Similarly since $\sigma_y^2 =\sigma_z^2 = {\bf I}$ the transformations $$ R_y(\alpha) = e^{i\alpha {\boldsymbol\sigma}_y} = \cos \alpha\ {\bf I} + i \sin \alpha\ {\boldsymbol\sigma}_y = \begin{pmatrix} \cos \alpha & \sin \alpha \\ -\sin \alpha & \cos \alpha \end{pmatrix} $$ $$ R_z(\alpha) = e^{i\alpha {\boldsymbol\sigma}_z} =\cos \alpha\ {\bf I} + i \sin \alpha\ {\boldsymbol\sigma}_z = \begin{pmatrix} e^{i\alpha} & 0 \\0 & e^{-i \alpha} \end{pmatrix} $$
Problem 3¶
Add routines to your qubit object that operate on your qubit with these three transformations $R_x,R_y,R_z$. These transformations are functions of a rotation angle $\alpha$.
Use your qubit object to show that $$R_x\left(\frac{\pi }{4} \right) | 0 \rangle = \frac{1}{\sqrt{2}} \left( |0\rangle + i |1\rangle \right)$$
Use your qubit object to show that
$$ R_x\left(-\frac{\pi}{4} \right) R_y\left(\frac{\pi}{2} \right) R_x\left(\frac{\pi}{4} \right) | 0 \rangle = i |0 \rangle $$
These three transformations do a loop on the Bloch sphere.
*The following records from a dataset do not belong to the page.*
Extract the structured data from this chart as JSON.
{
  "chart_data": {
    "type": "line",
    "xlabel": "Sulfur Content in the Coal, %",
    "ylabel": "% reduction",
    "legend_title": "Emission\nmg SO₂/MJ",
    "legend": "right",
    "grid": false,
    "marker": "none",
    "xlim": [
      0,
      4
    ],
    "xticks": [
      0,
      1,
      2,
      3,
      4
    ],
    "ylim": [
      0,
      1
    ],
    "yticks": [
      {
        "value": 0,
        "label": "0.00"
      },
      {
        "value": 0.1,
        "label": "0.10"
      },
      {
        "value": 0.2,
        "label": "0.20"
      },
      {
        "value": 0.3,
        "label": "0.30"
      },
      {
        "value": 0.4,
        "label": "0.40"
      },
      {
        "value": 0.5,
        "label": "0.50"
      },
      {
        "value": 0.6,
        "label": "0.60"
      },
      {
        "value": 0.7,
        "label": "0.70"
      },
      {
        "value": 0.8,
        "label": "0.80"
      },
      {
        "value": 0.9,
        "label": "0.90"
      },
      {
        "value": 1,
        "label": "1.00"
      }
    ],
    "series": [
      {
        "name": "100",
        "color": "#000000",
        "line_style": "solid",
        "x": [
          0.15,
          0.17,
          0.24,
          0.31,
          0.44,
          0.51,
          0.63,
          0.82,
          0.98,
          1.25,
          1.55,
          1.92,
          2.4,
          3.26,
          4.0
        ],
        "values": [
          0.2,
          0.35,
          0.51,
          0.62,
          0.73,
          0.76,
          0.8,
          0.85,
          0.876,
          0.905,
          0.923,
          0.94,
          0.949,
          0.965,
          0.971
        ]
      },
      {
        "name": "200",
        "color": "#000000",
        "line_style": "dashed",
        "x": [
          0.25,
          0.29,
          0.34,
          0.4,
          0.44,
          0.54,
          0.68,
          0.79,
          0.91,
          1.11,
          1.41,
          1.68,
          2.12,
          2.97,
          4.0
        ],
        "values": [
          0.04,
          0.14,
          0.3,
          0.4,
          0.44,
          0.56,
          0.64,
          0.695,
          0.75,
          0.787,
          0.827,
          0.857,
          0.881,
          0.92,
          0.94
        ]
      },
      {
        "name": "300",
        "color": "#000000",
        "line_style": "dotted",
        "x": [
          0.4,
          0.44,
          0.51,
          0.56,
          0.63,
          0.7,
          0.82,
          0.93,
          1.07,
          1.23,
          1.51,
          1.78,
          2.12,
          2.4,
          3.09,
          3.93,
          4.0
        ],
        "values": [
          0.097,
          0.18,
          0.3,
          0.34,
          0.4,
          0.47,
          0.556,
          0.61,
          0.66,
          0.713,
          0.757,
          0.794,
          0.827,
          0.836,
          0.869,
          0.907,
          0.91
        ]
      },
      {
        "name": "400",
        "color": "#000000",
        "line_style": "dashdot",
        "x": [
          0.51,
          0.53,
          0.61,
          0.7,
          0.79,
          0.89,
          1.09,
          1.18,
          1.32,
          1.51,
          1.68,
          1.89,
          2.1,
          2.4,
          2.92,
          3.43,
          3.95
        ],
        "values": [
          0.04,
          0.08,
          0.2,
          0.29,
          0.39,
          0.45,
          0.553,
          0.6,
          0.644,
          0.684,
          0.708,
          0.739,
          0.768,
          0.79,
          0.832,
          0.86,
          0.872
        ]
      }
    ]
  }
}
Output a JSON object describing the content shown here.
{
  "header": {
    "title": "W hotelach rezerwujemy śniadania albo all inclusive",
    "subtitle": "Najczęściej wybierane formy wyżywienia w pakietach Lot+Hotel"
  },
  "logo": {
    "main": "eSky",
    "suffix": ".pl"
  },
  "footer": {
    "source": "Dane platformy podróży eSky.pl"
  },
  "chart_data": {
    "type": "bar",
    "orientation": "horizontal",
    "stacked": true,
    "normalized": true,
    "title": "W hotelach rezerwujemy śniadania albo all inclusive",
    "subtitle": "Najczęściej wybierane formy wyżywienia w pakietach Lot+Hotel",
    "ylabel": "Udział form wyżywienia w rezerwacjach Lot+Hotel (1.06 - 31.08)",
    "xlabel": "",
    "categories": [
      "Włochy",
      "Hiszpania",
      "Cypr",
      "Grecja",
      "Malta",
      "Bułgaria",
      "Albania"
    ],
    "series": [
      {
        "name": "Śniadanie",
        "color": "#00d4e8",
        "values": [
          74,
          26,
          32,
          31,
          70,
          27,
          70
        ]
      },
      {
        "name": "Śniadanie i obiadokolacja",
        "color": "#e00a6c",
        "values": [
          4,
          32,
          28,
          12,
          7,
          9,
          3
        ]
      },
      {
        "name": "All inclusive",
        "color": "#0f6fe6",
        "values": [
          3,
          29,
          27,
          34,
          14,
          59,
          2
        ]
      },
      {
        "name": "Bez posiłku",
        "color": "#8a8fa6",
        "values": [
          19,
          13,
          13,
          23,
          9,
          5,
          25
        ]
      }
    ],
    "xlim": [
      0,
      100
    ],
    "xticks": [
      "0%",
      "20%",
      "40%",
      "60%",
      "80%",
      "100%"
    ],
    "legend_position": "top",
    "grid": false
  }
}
However the final state differs from the initial one by the complex phase $\pi/2$ as $i = e^{i\pi/2} $.
This shows the path taken on the Bloch sphere.
The qubit described with $|\psi\rangle = a |0\rangle + b|1\rangle$ resides in a three dimensional sphere embedded in four dimensions as the two complex numbers (each with two-degrees of freedom) are normalized so that $|a|^2 + |b|^2 = 1$.
However the Bloch sphere is two dimensional and embeded in three dimensions.
A position on it can be described with two angles, like latitude and longitude. To place the full qubit state onto the Bloch sphere a phase is discarded. This is a projection. The discarded global phase does not affect measurements of the qubit. However a series of transformations that take a point on the Bloch sphere along a loop back to its original point, may not bring the full state vector (including the global phase) back to its original state. The phase acquired is sometimes called geometric phase and is analogous to Berry's phase.